Have You Ever Known Any Who Was Stood Up At The Aisle?

My sister called her wedding off less than one week before. She and her then-fiancé had flown from the US to England where they were to get married, all the venues were booked, many guests were in place in hotels. Turns out she accepted, but changed her mind, but by that time the family-and-friends wedding arrangements boulder was rolling, and she felt pressured to go through with it anyway. Just days before the event she had a tearful chat with my other sister, who told her she should follow her heart. So she did.

I found out some time afterwards that when they arrived in England they’d had a huge argument, and he’d punched her in the face. And it wasn’t the first time he’d hit her. So she made the right decision.

My cousin’s son and his fiancee were set to get married. Family was in from all over the country. The night before the wedding, they told everyone that they weren’t sure they wanted to go through with it. They considered it a Sacrament and a one-shot deal and wanted to be sure they were doing the right thing. The family basically supported their decision, better than a divorce two years down the road. Six months later they did marry and now, about 10 years later, have 4 kids and seem very happy.

StG

I was at a wedding of friends where the worried-looking groom made a quick pass through the room where the guests were seated, right before the ceremony was to begin. Turns out the bride had not changed her mind, she was just not in the expected place, but for a minute there, the guests (and groom!) were kind of nervous about whether or not the wedding was going to happen.

For future reference, anytime you receive an invitation an RSVP is expected and the proper thing to do, regardless of if you’re attending or not and even if the invitation doesn’t say specifically, and even if there’s not an RSVP card included.

Numbers of guests need to be confirmed with venues, planners, caterers, etc. It’s quite rude to just show up (although I suppose in your case the only person hurt by your inattention was you.)

If raumatized is not a word, it should be.

Not at the altar, but I had this boss…

Let’s see if I can explain her. On one hand she’s, as a person, very career-oriented. She lives for her work and then some. On the other hand, she’s convinced that a woman’s place is hiding behind her husband, holding his glowing halo up. It’s like she’s never really stopped to think about what is it she wants from life; she, not her parents, her priest, or the feral cat licking himself at the corner.

She officially lives at her parents: I say officially because, being a consultant, she spends a lot more time “away” than “at home.” The living with the parents part isn’t uncommon for an unmarried Spaniard, even in her mid-30s. She’s been “searching for a flat” for eight years. When she started looking for it, she was engaged; after two years of never seeing one she considered even semi-acceptable, her fiancee broke off the relationship. She’s still “searching for a flat,” but she’s searching for the perfect flat and the perfect husband and a way to keep up a 60-70 h/wk work schedule while being the perfect Stepford wife and having three children in four years without carnal knowledge… I’ve never met the guy, but talk about “dodging a bullet.” An ICM, more like!

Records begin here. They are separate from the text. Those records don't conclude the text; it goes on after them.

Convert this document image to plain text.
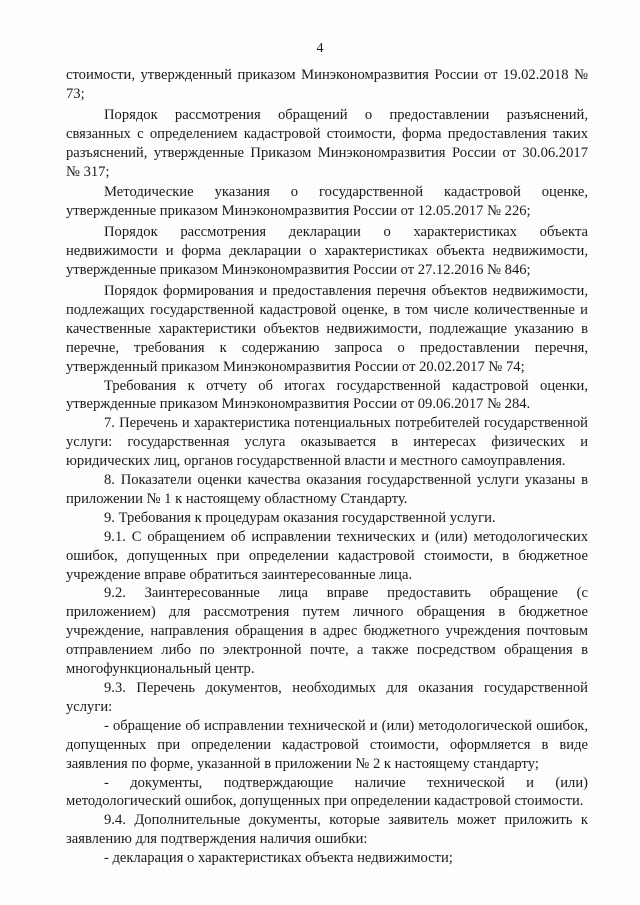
4

стоимости, утвержденный приказом Минэкономразвития России от 19.02.2018 № 73;

Порядок рассмотрения обращений о предоставлении разъяснений, связанных с определением кадастровой стоимости, форма предоставления таких разъяснений, утвержденные Приказом Минэкономразвития России от 30.06.2017 № 317;

Методические указания о государственной кадастровой оценке, утвержденные приказом Минэкономразвития России от 12.05.2017 № 226;

Порядок рассмотрения декларации о характеристиках объекта недвижимости и форма декларации о характеристиках объекта недвижимости, утвержденные приказом Минэкономразвития России от 27.12.2016 № 846;

Порядок формирования и предоставления перечня объектов недвижимости, подлежащих государственной кадастровой оценке, в том числе количественные и качественные характеристики объектов недвижимости, подлежащие указанию в перечне, требования к содержанию запроса о предоставлении перечня, утвержденный приказом Минэкономразвития России от 20.02.2017 № 74;

Требования к отчету об итогах государственной кадастровой оценки, утвержденные приказом Минэкономразвития России от 09.06.2017 № 284.

7. Перечень и характеристика потенциальных потребителей государственной услуги: государственная услуга оказывается в интересах физических и юридических лиц, органов государственной власти и местного самоуправления.

8. Показатели оценки качества оказания государственной услуги указаны в приложении № 1 к настоящему областному Стандарту.

9. Требования к процедурам оказания государственной услуги.

9.1. С обращением об исправлении технических и (или) методологических ошибок, допущенных при определении кадастровой стоимости, в бюджетное учреждение вправе обратиться заинтересованные лица.

9.2. Заинтересованные лица вправе предоставить обращение (с приложением) для рассмотрения путем личного обращения в бюджетное учреждение, направления обращения в адрес бюджетного учреждения почтовым отправлением либо по электронной почте, а также посредством обращения в многофункциональный центр.

9.3. Перечень документов, необходимых для оказания государственной услуги:

- обращение об исправлении технической и (или) методологической ошибок, допущенных при определении кадастровой стоимости, оформляется в виде заявления по форме, указанной в приложении № 2 к настоящему стандарту;

- документы, подтверждающие наличие технической и (или) методологический ошибок, допущенных при определении кадастровой стоимости.

9.4. Дополнительные документы, которые заявитель может приложить к заявлению для подтверждения наличия ошибки:

- декларация о характеристиках объекта недвижимости;
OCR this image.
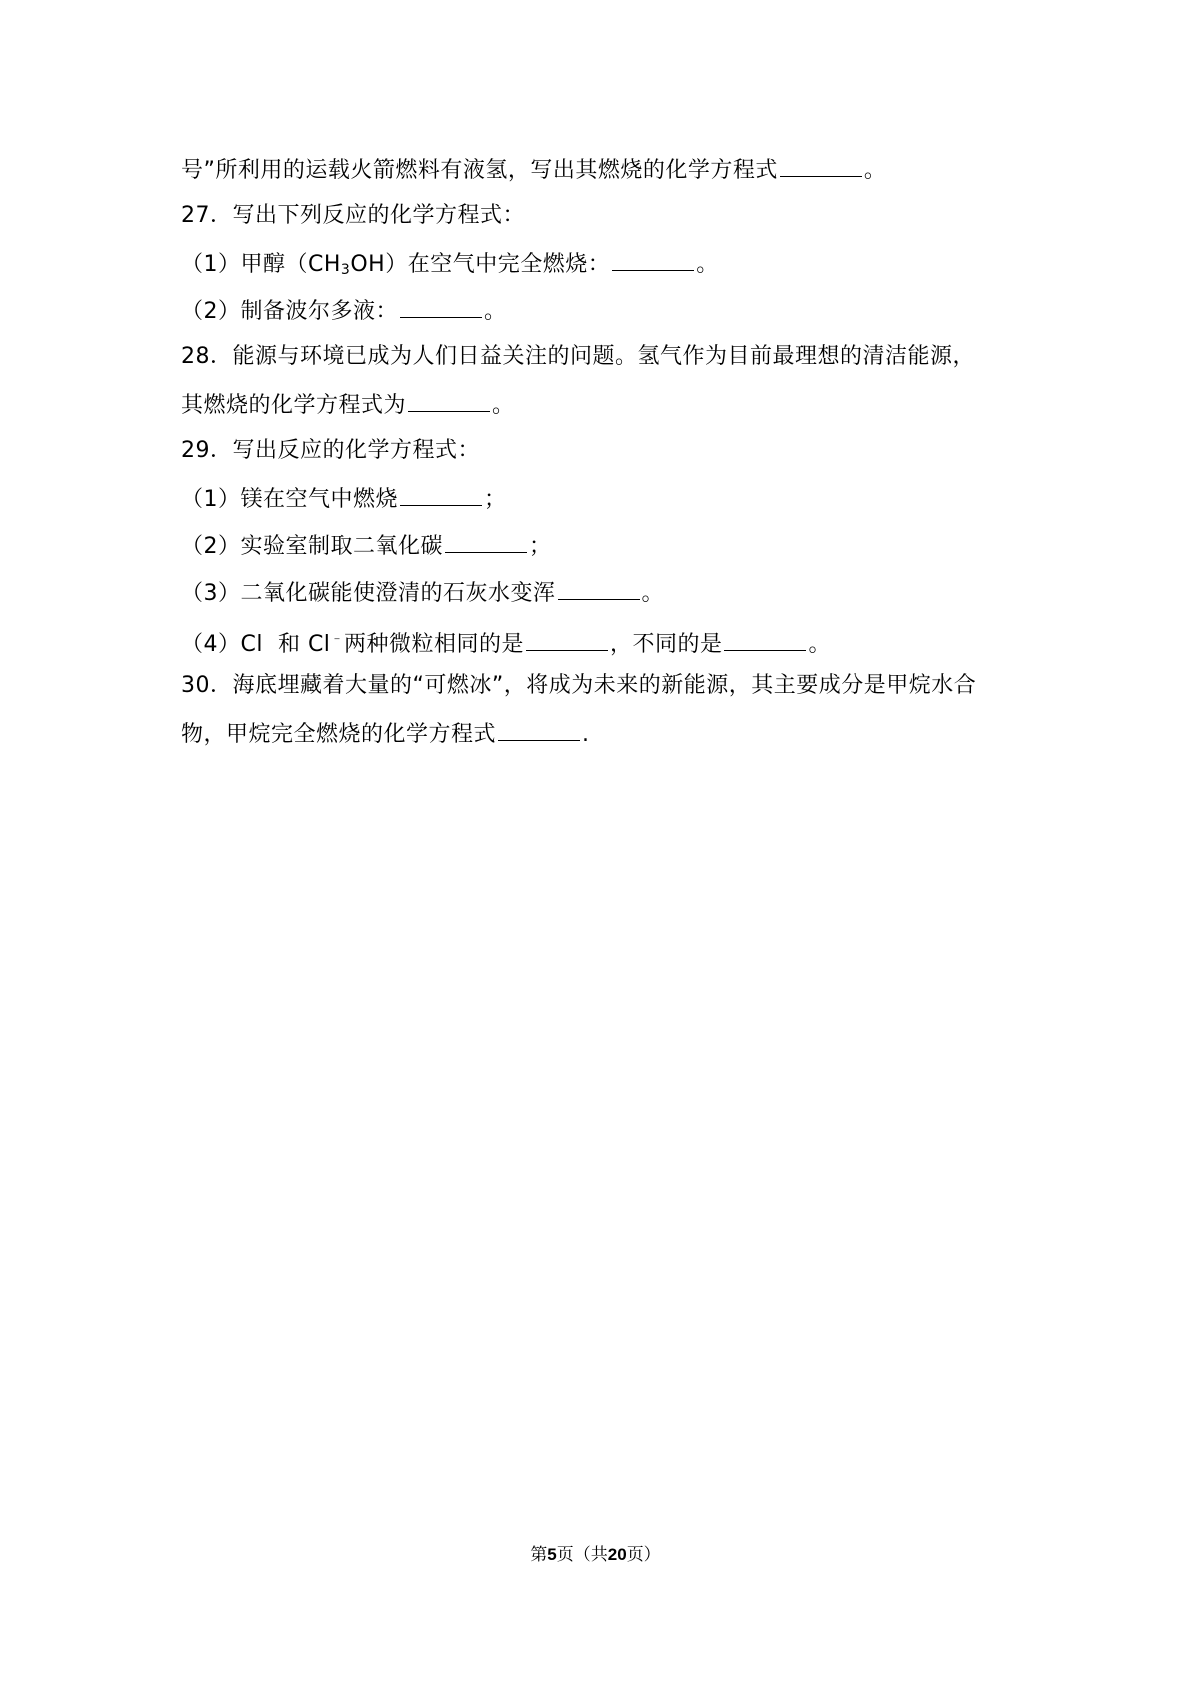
号”所利用的运载火箭燃料有液氢，写出其燃烧的化学方程式	。
27．写出下列反应的化学方程式：
（1）甲醇$(CH_3OH)$在空气中完全燃烧：	。
（2）制备波尔多液：	。
28．能源与环境已成为人们日益关注的问题。氢气作为目前最理想的清洁能源，
其燃烧的化学方程式为	。
29．写出反应的化学方程式：
（1）镁在空气中燃烧	；
（2）实验室制取二氧化碳	；
（3）二氧化碳能使澄清的石灰水变浑	。
（4）Cl  和 Cl﹣两种微粒相同的是	，不同的是	。
30．海底埋藏着大量的“可燃冰”，将成为未来的新能源，其主要成分是甲烷水合
物，甲烷完全燃烧的化学方程式	.
第5页（共20页）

Interesting turn of phrase there (underline mine).

No but I bet there are alot of people who wish they had been stood up at the alter!

How on earth did they leave without anyone from the other family noticing? I mean, inevitably in a hotel full of wedding guests, someone is going to recognize someone else sneaking about, bags packed at 11pm. They REALLY must have waited until the middle of the night to bolt. How utterly cowardly and absurd.

Poor guy! Worst part of it is is that he was the only one panicky. Was he able to enjoy/remember the ceremony?

Oh sure, as soon as he realized I was coming from the other side of the room, he was fine. I am quite sure had the situation been reversed everyone would have known I was freaking out, but Mr. Cool as a Cucumber just panicked very quietly and no one even realized.

Especially in the Esperanto-speaking community. Raumismo. And the Finnish. Rauma.

A very good friend of mine was engaged. Invitations went out, some gifts arrived early and then a week or so before D-Day, he bugs out. Turns out he had been two-timing her with a married woman. She divorced her hubby, married him and about five years later, two-times him with another guy.

Meanwhile, my friend found a really nice guy and married him. They’re going strong.

Well, we’ve got the relaxed zombie rules, and I have to respond to this. How the heck can you RSVP without the card? That’s the number you’re supposed to call.

And, really, most of the rules people have grown up with are not practiced nearly as often in this age where your wedding invitation may come through Facebook. If you want the old-fashioned rules, you really need to be clear about it.

If you don’t know their phone number, there’s a return address on the invitation. Write them a little note saying yes/no.

The etiquette rule on this used to be that it was terribly tacky and even insulting to include a RSVP card, because you were assuming/insinuating that the recipient owned no personal stationery, or couldn’t be trusted to respond without the card being provided.

Ditto, except we dated for ten years, and it’s been 12 years since we got married.

God I wish I had run for my life before my wedding.